Aber, wie Du ja auch schreibst, geht es nur mit einer Strategie, professionellem Einsatz und Hingabe.
Horst meint
Danke für diese Zahlen. So etwas ähnliches habe ich mir aus den Zahlen vom bevh schon herausgerechnet. Interessant in diesem Zusammenhang sind berichte, die von einem Schrumpfen des Internets sprechen. Natürlich nur unter der Prämisse, wenn man den Trafficzuwachs der Top10-Seiten vom Internet-Gesamttraffic abzieht. Wir haben es – wie in allen reifen Industrien mit einem Konzentrationsprozess zu tun. The winner takes it all.
Peter Höschl meint
Ja, in die Richtung Traffic-Auswertung bin ich vor wenigen Monden auch schon mal gegangen. Hatte damals den selben Eindruck mitgenommen. Muss ich aber im neuen Jahr mal sauber aufbereiten.

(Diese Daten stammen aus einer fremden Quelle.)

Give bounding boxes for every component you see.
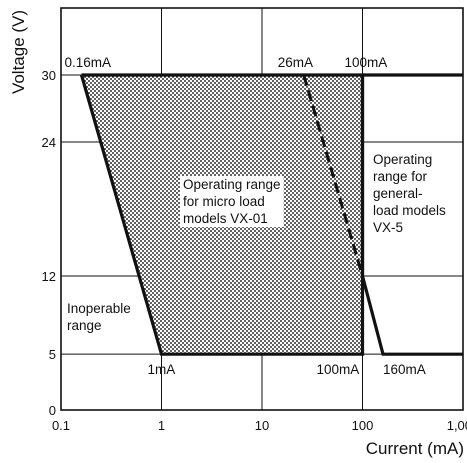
x-tick-label-1-000: 1,000 (447, 418, 467, 433)
annotation-100ma-3: 100mA (345, 55, 388, 70)
annotation-160ma-6: 160mA (383, 362, 426, 377)
y-tick-label-0: 0 (49, 403, 56, 418)
tick-labels: 0.1 1 10 100 1,000 0 5 12 24 30 (42, 68, 467, 433)
x-tick-label-100: 100 (352, 418, 374, 433)
region-label-inoperable: Inoperable range (67, 301, 131, 333)
region-label-general-load-background (370, 151, 450, 236)
y-tick-label-12: 12 (42, 269, 56, 284)
series-line-1 (79, 73, 365, 356)
y-tick-label-5: 5 (49, 347, 56, 362)
region-label-micro-load-line-2: for micro load (183, 194, 265, 209)
region-label-micro-load-line-3: models VX-01 (183, 211, 268, 226)
annotation-100ma-5: 100mA (317, 362, 360, 377)
region-label-inoperable-line-1: Inoperable (67, 301, 131, 316)
region-label-general-load-line-5: VX-5 (373, 220, 403, 235)
region-labels: Operating range for micro load models VX-0… (67, 151, 450, 333)
region-label-micro-load-background (180, 176, 284, 227)
region-label-micro-load: Operating range for micro load models VX-0… (180, 176, 284, 227)
x-tick-label-10: 10 (255, 418, 269, 433)
annotation-0-16ma-1: 0.16mA (65, 55, 112, 70)
annotation-26ma-2: 26mA (278, 55, 313, 70)
series-line-2 (360, 75, 463, 356)
region-label-general-load-line-1: Operating (373, 152, 432, 167)
region-label-general-load-line-3: general- (373, 186, 423, 201)
y-axis-title: Voltage (V) (9, 10, 28, 94)
point-annotations: 0.16mA 26mA 100mA 1mA 100mA 160mA (65, 55, 426, 377)
y-tick-label-24: 24 (42, 135, 56, 150)
plot-frame (60, 7, 464, 411)
region-label-micro-load-line-1: Operating range (183, 177, 281, 192)
region-label-general-load: Operating range for general-load models VX-… (370, 151, 450, 236)
region-label-general-load-line-4: load models (373, 203, 446, 218)
plot-border (60, 7, 464, 411)
x-tick-label-1: 1 (158, 418, 165, 433)
y-tick-label-30: 30 (42, 68, 56, 83)
x-axis-title: Current (mA) (366, 439, 464, 458)
series-lines (79, 73, 463, 356)
dashed-boundary-line (302, 74, 364, 277)
region-label-general-load-line-2: range for (373, 169, 428, 184)
region-label-inoperable-line-2: range (67, 318, 102, 333)
annotation-1ma-4: 1mA (148, 362, 176, 377)
x-tick-label-0-1: 0.1 (52, 418, 70, 433)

Steffen | Alphelden.de meint
Ein Unternehmen ist erfolgreich wenn es wächst…? Ein weit verbreiteter Irrglaube. Wachstum dient doch vor allem um Marktteilnehmer zu verdrängen. Wachstum ist kein Indikator für Erfolg. Dieser misst sich am Gewinn und nicht am Umsatz. Deshalb kann ein Shop auch nicht mit Amazon wachsen…
Momentan sollten doch gerade kleine und mittelständige Unternehmen in die schon erwähnte Professionalisierung investieren, Warensortiment überarbeiten, Kernkompetenzen ausbauen und sich vor allem vom Umsatzwachstum verabschieden. Ziel sollte es doch eher sein das erreichte Niveau zu halten…
Peter Höschl meint
100% Agree – genau das ist unsere Aussage in vielen Artikeln, Workshops und Vorträgen – Umsatz ist schön, Rendite ist schöner.

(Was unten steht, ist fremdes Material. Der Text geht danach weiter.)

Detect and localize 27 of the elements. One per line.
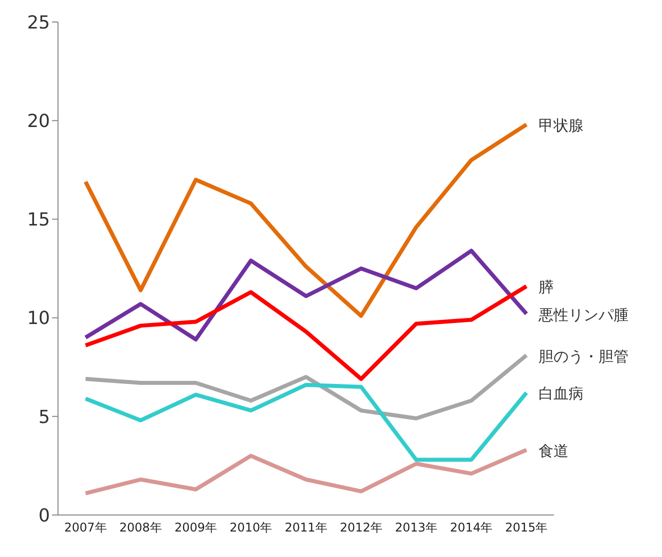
- y-tick-label: 20: [27, 110, 50, 132]
- x-tick-label: 2012年: [340, 520, 382, 535]
- series-label: 食道: [538, 442, 568, 460]
- line-series: [84, 284, 528, 381]
- y-tick-label: 0: [38, 505, 50, 526]
- series-label: 甲状腺: [538, 116, 584, 135]
- line-series: [84, 382, 528, 462]
- x-tick-label: 2014年: [450, 520, 493, 535]
- y-tick-label: 25: [27, 12, 50, 34]
- line-series: [84, 448, 528, 496]
- line-series: [84, 353, 528, 420]
- series-label: 白血病: [538, 384, 584, 403]
- series-label: 膵: [538, 278, 554, 296]
- y-tick-label: 5: [38, 406, 50, 428]
- line-series: [84, 248, 528, 342]
- x-tick-label: 2008年: [119, 520, 162, 535]
- x-tick-label: 2011年: [284, 520, 328, 535]
- x-tick-label: 2013年: [394, 520, 438, 535]
- line-series: [84, 122, 528, 318]
- y-tick-label: 10: [27, 308, 50, 330]
- y-tick-label: 15: [27, 210, 50, 231]
- x-tick-label: 2007年: [64, 520, 107, 535]
- x-tick-label: 2009年: [174, 520, 218, 535]
- series-label: 胆のう・胆管: [538, 347, 628, 366]
- x-tick-label: 2010年: [230, 520, 272, 535]
- x-tick-label: 2015年: [505, 520, 548, 535]
- series-label: 悪性リンパ腫: [537, 306, 628, 324]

Leider fokussieren sich noch immer viel zu viele Händler auf die Generierung von Besuchern. Ist ja nichts schlechtes dabei, aber zuerst sollten die Hausaufgaben bei den Prozessen, Controlling und Unternehmensplanung gemacht sein. Damit der Besucher eben nicht nur Umsatz sondern Rendite bringt.